NETHERLANDS - The Shell pension fund will cut its equity allocation, increase contributions and skip indexation this year as part of its recovery plan submitted to the Dutch pension regulator.
Key to the plan was an adjustment of the investment policy, reducing the equity weighting from 55% to 45% and increasing fixed income allocations from 30% to 35%. The scheme said it would also boost its allocation to alternative investments from 15% to 20%.
Within its equity allocation, Shell said it would rebalance its investments, shifting 5% more to European equities at the expense of emerging markets.
The scheme took emergency action over its equity holdings in October last year in light of the market volatility, and shifted to a temporary allocation of 30% equities, 50% fixed income and 20% alternatives. The scheme's board said it would monitor the market conditions and keep the decision as to when to shift from the temporary asset allocation to the new strategic asset allocation under review.
Employer contributions are set to rise to 32.1% as of 1 July, with employee contributions of 2%, rising to 8% on salaries above €74,881 (US$98,613).
Shell also said it would not make a conditional indexation adjustment to pension payments this year.

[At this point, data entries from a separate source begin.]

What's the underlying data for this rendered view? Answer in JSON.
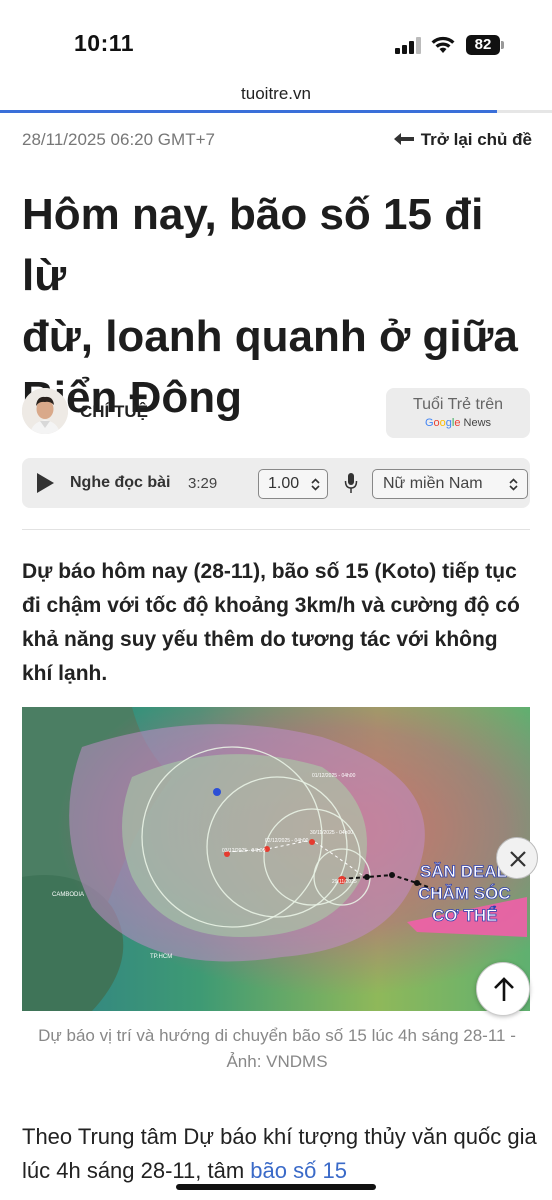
{
  "status_bar": {
    "time": "10:11",
    "battery": "82",
    "icons": [
      "cellular-signal-icon",
      "wifi-icon",
      "battery-icon"
    ]
  },
  "browser": {
    "url": "tuoitre.vn",
    "scroll_progress_percent": 90
  },
  "article": {
    "date": "28/11/2025 06:20 GMT+7",
    "back_link": "Trở lại chủ đề",
    "headline_lines": [
      "Hôm nay, bão số 15 đi lừ",
      "đừ, loanh quanh ở giữa",
      "Biển Đông"
    ],
    "author": "CHÍ TUỆ",
    "google_news": {
      "line1": "Tuổi Trẻ trên",
      "google": "Google",
      "news": "News"
    },
    "player": {
      "label": "Nghe đọc bài",
      "duration": "3:29",
      "speed": "1.00",
      "voice": "Nữ miền Nam"
    },
    "lead": "Dự báo hôm nay (28-11), bão số 15 (Koto) tiếp tục đi chậm với tốc độ khoảng 3km/h và cường độ có khả năng suy yếu thêm do tương tác với không khí lạnh.",
    "image": {
      "map_labels": [
        "CAMBODIA",
        "TP.HCM"
      ],
      "forecast_labels": [
        "03/12/2025 - 04h00",
        "02/12/2025 - 04h00",
        "01/12/2025 - 04h00",
        "30/11/2025 - 04h00",
        "29/11/2025"
      ],
      "ad_text": [
        "SĂN DEAL",
        "CHĂM SÓC",
        "CƠ THỂ"
      ],
      "caption": "Dự báo vị trí và hướng di chuyển bão số 15 lúc 4h sáng 28-11 - Ảnh: VNDMS"
    },
    "body_start": "Theo Trung tâm Dự báo khí tượng thủy văn quốc gia lúc 4h sáng 28-11, tâm",
    "body_link": "bão số 15"
  },
  "colors": {
    "link": "#3a6ac8",
    "progress": "#3a6fd9",
    "text": "#222222"
  }
}
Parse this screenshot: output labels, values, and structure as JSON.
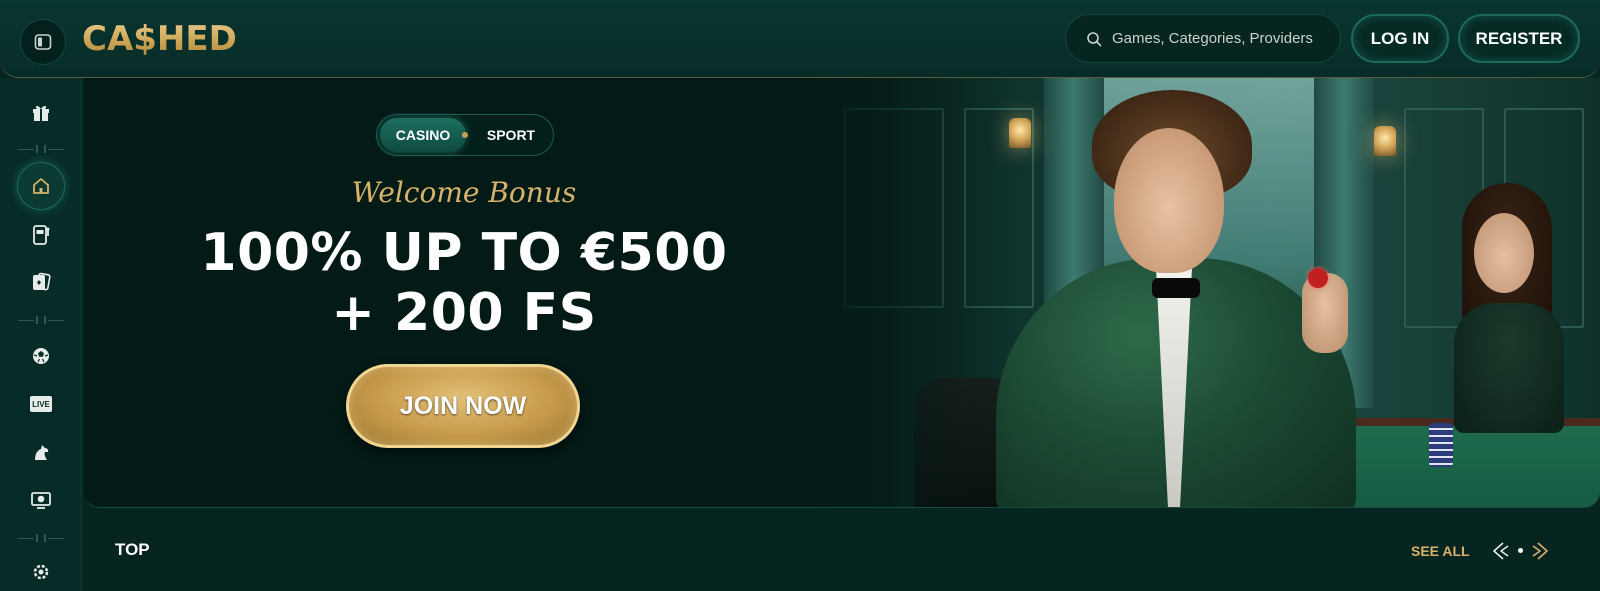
{
  "brand": {
    "logo_text": "CA$HED",
    "accent_color": "#d7b26a"
  },
  "header": {
    "search_placeholder": "Games, Categories, Providers",
    "login_label": "LOG IN",
    "register_label": "REGISTER"
  },
  "sidebar": {
    "items": [
      {
        "icon": "gift-icon"
      },
      {
        "icon": "home-icon",
        "active": true
      },
      {
        "icon": "slot-machine-icon"
      },
      {
        "icon": "cards-icon"
      },
      {
        "icon": "sports-ball-icon"
      },
      {
        "icon": "live-icon",
        "label": "LIVE"
      },
      {
        "icon": "horse-icon"
      },
      {
        "icon": "esports-icon"
      },
      {
        "icon": "settings-icon"
      }
    ]
  },
  "banner": {
    "switch": {
      "casino_label": "CASINO",
      "sport_label": "SPORT",
      "selected": "CASINO"
    },
    "welcome_label": "Welcome Bonus",
    "headline_line1": "100% UP TO €500",
    "headline_line2": "+ 200 FS",
    "cta_label": "JOIN NOW"
  },
  "top_section": {
    "title": "TOP",
    "see_all_label": "SEE ALL"
  }
}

The scheme, which was badly hit by falling interest rates and declining asset values, saw its funding level drop to 85% by the end of November 2008 and fell further to around 80% over the last few weeks.
Under Dutch pension rules, all pension schemes with coverage ratios below 105% were required to file recovery plans with the regulator De Nederlandsche Bank by 1 April, detailing how they would restore solvency.